L'atténuation du risque d'usure se fonde sur une stratégie en deux points :
- l'entretien d'une image d'exemplarité dans la conduite du travail parlementaire : prises de parole modérées mais fermes en mettant l'accent sur la compétence
rhétorique, 1' assiduité ...
-le développement de la fonction d'intermédiation par l'entretien d'un rapport
de proximité avec les habitants des différentes circonscriptions et par le soutien
apporté aux mouvements associatifs caritatifs musulmans . Depuis les élections, des
associations déjà anciem1es comme as-Salam ont décuplé leur activité pour répondre
concrètement à certains problèmes (logement, mariage des jeunes, santé ...) ; d'autres
associations ont été créées dans les circonscriptions à forte densité islamiste (Al Bir
à Ben M'sik .. .). Ces associations agissent sous le patronage des députés qui assistent
à leurs activités , animent des conférences et interviennent auprès des administrations.
Le dossier islamiste n'est pas pour autant clos, l'arrivée même à dose homéopathique des islamistes dans l'enceinte du Parlement risque de changer la donne du
jeu politique en obligeant les parties à se définir de façon claire vis-à-vis des propositions que les islamistes ne vont pas manquer d'introduire. Tout le risque est que les
députés se laissent aller à une surenchère sur la religion. L'épisode du vote de la loi
sur le micro-crédit constitue à cet égard un cas d'école dans la mesure où il rend
compte de la fragilité du processus : alors que le gouvernement a déposé une loi pour
encadrer et diffuser le micro-crédit afin de financer la lutte contre la pauvreté, les islamistes se sont opposés à cette loi en développant un argument plus politique que théologique ; au lieu de se référer à l'interdiction de l'usure, argument qui les aurait amenés à remettre en cause l'organisation de tout le système bancaire, ils ont mis l'accent,
par réalisme politique, sur les risques de fragilisation du tissu social liés à une extension du système de crédit. La difficulté arithmétique à faire aboutir des amendements
à la loi les a poussés à opter pour la pétition en dehors de l'enceinte parlementaire.

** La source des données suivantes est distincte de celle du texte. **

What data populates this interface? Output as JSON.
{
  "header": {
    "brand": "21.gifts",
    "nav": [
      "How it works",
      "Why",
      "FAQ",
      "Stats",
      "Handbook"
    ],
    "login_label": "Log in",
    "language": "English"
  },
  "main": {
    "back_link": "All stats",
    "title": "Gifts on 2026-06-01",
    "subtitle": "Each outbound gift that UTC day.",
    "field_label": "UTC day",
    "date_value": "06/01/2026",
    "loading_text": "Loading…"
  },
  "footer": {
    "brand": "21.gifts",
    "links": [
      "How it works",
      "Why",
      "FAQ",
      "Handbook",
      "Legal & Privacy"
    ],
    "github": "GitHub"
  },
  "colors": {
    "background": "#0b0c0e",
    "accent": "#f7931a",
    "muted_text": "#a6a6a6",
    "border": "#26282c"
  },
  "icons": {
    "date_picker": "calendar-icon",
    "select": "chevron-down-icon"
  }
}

L'échec normal de la fronde islamiste à ce sujet peut les amener à constater les
limites de la démarche réformiste et à pallier les risques d'un passage de la logique
de prédication à la logique politique par une accentuation d'un activisme au niveau
de la rue. D'autant plus qu'un échec de l'expérience d'alternance risque de les mettre
en selle ou de favoriser une dérive autoritaire qui se nourrirait d'un revers au Sahara.